Precision assembly requires sub-millimeter corrections in contact-rich "last-millimeter" regions where visual feedback fails due to occlusion from the end-effector and workpiece. We present ReTac-ACT (Reconstruction-enhanced Tactile ACT), a vision-tactile imitation learning policy that addresses this challenge through three synergistic mechanisms: (i) bidirectional cross-attention enabling reciprocal visuo-tactile feature enhancement before fusion, (ii) a proprioception-conditioned gating network that dynamically elevates tactile reliance when visual occlusion occurs, and (iii) a tactile reconstruction objective enforcing learning of manipulation-relevant contact information rather than generic visual textures. Evaluated on the standardized NIST Assembly Task Board M1 benchmark, ReTac-ACT achieves 90% peg-in-hole success, substantially outperforming vision-only and generalist baseline methods, and maintains 80% success at industrial-grade 0.1mm clearance. Ablation studies validate that each architectural component is indispensable. The ReTac-ACT codebase and a vision-tactile demonstration dataset covering various clearance levels with both visual and tactile features will be released to support reproducible research.

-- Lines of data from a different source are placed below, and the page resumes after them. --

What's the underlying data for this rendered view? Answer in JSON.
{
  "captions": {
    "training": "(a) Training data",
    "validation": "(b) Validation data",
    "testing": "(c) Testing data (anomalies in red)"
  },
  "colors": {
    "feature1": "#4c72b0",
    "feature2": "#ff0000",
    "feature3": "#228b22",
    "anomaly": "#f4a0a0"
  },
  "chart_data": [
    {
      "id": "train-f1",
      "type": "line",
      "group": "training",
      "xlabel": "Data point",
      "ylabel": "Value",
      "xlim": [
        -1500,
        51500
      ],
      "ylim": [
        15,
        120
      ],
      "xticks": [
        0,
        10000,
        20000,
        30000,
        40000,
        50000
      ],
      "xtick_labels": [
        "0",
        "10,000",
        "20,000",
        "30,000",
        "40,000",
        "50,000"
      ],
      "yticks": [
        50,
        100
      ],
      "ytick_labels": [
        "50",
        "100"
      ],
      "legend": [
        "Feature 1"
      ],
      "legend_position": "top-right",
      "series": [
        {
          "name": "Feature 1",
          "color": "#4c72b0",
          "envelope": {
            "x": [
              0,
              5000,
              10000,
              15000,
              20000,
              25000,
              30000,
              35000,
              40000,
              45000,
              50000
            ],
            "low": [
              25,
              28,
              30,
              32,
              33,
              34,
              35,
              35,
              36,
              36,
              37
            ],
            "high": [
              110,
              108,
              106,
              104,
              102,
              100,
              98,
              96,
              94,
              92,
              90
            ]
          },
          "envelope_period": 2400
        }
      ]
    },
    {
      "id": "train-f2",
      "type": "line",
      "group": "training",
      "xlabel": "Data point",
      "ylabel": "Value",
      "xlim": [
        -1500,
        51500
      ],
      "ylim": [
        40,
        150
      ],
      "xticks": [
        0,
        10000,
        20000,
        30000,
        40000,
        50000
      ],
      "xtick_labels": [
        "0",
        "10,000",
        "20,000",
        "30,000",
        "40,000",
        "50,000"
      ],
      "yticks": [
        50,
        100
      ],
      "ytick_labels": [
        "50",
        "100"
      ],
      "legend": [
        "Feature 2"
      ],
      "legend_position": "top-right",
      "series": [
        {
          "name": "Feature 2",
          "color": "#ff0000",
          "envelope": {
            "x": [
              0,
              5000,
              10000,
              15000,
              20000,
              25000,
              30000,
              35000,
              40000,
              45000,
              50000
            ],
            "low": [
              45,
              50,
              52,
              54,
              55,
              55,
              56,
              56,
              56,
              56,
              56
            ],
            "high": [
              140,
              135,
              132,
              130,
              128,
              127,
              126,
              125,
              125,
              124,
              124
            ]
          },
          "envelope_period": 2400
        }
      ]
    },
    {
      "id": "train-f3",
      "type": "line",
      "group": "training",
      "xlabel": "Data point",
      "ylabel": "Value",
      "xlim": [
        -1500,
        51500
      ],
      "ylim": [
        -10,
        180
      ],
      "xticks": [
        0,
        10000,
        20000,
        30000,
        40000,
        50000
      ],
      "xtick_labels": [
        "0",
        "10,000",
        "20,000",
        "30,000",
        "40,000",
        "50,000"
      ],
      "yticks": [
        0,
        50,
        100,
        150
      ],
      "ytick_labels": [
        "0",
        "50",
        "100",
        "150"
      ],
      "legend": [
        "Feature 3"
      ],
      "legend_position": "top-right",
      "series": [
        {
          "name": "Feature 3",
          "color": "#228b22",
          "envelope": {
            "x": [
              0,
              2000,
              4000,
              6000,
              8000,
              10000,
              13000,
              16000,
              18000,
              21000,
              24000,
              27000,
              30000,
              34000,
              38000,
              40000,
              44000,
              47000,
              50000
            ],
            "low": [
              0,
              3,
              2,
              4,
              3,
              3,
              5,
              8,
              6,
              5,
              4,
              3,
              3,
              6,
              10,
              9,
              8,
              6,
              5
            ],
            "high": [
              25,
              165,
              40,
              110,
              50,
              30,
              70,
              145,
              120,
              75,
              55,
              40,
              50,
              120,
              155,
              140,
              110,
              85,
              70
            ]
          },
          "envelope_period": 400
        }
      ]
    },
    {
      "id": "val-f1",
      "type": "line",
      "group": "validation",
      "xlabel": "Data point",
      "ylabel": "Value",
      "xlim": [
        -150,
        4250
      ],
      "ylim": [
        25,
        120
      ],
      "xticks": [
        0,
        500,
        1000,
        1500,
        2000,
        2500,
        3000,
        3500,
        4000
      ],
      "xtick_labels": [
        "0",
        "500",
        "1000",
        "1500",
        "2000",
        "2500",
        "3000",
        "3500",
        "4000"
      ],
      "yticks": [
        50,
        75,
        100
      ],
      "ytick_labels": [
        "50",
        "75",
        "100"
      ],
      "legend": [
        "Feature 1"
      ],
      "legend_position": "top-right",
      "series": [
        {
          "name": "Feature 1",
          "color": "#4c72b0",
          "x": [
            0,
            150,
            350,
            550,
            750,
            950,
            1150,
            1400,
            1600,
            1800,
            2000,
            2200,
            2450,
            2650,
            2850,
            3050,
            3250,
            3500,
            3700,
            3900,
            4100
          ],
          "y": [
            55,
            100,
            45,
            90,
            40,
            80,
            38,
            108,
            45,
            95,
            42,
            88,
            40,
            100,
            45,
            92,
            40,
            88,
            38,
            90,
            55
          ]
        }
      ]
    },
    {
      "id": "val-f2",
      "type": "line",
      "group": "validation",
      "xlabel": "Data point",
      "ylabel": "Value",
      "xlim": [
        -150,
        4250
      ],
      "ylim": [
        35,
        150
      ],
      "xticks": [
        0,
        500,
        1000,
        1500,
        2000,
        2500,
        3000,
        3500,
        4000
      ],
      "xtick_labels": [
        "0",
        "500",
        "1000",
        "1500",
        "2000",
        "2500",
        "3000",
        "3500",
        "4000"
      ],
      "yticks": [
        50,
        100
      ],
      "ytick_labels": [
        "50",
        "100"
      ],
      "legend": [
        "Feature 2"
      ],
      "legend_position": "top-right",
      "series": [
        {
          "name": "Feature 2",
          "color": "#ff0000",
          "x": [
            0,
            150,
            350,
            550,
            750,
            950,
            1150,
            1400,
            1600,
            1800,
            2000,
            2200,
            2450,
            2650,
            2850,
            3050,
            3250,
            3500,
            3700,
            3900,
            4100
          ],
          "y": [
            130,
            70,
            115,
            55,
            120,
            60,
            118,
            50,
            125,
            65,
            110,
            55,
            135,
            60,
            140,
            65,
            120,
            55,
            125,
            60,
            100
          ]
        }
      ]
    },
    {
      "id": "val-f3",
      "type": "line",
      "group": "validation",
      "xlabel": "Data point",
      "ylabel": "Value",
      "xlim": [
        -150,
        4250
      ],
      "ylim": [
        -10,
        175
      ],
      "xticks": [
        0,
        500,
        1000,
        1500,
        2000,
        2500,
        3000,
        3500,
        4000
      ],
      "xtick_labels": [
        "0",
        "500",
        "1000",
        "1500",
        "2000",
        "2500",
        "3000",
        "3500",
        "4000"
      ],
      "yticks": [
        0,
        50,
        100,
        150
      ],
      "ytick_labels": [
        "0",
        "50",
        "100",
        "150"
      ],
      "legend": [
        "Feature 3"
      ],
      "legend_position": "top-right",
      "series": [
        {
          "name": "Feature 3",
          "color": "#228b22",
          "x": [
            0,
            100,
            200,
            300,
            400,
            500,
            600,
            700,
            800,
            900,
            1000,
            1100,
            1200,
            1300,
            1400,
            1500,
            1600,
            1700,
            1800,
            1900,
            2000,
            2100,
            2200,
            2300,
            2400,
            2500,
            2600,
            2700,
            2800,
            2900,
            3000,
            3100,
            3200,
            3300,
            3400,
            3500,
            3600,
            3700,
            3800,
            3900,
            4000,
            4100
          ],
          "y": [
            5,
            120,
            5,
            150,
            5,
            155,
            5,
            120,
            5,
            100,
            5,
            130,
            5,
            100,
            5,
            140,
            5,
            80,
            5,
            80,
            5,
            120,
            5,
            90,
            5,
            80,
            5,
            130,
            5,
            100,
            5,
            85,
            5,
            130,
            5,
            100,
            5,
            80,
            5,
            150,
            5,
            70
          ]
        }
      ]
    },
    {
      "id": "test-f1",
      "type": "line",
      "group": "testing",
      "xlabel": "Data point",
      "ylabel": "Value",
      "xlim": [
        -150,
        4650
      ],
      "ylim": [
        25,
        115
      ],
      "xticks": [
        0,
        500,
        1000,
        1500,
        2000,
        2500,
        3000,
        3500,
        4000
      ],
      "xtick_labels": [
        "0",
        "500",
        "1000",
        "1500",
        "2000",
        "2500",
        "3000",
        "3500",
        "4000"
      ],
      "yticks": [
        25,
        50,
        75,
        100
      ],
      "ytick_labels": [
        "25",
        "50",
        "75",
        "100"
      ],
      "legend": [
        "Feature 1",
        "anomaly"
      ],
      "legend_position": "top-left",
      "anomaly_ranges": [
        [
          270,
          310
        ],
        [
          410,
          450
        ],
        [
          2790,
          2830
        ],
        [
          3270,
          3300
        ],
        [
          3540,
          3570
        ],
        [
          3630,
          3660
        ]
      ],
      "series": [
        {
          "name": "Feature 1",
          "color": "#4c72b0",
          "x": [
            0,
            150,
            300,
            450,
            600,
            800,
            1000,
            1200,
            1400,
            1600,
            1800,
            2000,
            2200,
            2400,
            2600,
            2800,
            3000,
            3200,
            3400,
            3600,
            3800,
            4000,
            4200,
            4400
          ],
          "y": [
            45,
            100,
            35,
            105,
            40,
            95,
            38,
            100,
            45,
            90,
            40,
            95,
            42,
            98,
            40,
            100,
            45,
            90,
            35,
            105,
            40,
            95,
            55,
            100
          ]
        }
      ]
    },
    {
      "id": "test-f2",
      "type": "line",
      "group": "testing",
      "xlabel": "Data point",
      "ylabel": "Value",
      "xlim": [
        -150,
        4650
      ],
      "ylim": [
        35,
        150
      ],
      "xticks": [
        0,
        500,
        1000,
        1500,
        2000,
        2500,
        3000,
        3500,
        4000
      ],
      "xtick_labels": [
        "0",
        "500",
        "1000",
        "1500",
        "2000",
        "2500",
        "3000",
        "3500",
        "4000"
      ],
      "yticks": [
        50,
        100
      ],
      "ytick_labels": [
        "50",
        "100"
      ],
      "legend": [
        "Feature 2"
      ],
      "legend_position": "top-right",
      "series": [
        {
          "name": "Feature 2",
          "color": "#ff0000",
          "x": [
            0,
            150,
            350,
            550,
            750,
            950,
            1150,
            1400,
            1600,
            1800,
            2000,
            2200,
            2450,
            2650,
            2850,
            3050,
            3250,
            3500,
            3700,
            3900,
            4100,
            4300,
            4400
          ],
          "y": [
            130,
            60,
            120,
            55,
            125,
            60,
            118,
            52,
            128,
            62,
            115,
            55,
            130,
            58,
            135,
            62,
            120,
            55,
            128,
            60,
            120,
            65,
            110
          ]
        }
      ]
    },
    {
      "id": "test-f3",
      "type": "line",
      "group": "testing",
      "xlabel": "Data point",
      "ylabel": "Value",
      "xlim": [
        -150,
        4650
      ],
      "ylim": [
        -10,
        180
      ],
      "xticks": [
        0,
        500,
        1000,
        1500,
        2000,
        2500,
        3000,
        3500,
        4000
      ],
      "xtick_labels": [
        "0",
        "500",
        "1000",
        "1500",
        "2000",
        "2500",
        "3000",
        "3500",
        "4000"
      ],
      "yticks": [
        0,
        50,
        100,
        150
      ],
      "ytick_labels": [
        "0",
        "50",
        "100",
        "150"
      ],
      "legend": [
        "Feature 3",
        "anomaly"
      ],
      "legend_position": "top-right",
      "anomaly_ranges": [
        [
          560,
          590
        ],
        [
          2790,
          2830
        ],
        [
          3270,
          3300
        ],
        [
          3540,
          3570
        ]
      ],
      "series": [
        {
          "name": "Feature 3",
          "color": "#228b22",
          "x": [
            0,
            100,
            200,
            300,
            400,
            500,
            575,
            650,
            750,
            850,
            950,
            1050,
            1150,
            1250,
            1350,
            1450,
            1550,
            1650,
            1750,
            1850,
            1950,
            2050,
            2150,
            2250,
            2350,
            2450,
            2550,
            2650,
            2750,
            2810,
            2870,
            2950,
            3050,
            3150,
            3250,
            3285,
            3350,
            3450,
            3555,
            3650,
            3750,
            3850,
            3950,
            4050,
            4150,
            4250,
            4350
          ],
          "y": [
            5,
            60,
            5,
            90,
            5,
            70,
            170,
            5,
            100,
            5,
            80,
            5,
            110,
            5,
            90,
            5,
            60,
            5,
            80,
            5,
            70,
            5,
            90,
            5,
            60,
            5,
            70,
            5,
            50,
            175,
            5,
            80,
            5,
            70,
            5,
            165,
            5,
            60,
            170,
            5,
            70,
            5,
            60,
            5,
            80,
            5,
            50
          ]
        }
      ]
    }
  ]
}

翻译：精密装配需要在接触密集的"最后一毫米"区域内进行亚毫米级校正，而该区域因末端执行器与工件的遮挡导致视觉反馈失效。本文提出ReTac-ACT（重建增强型触觉ACT），这是一种视觉-触觉模仿学习策略，通过三种协同机制应对该挑战：（i）双向交叉注意力机制，在融合前实现视觉与触觉特征的相互增强；（ii）本体感知条件门控网络，在视觉遮挡发生时动态提升对触觉信息的依赖；（iii）触觉重建目标，强制学习与操作相关的接触信息而非通用视觉纹理。在标准化的NIST装配任务板M1基准测试中，ReTac-ACT实现了90%的轴孔装配成功率，显著优于纯视觉及通用基线方法，并在工业级0.1毫米间隙条件下保持80%的成功率。消融实验验证了每个架构组件均不可或缺。我们将发布ReTac-ACT代码库及涵盖多间隙等级的视觉-触觉演示数据集（包含视觉与触觉特征），以支持可重复研究。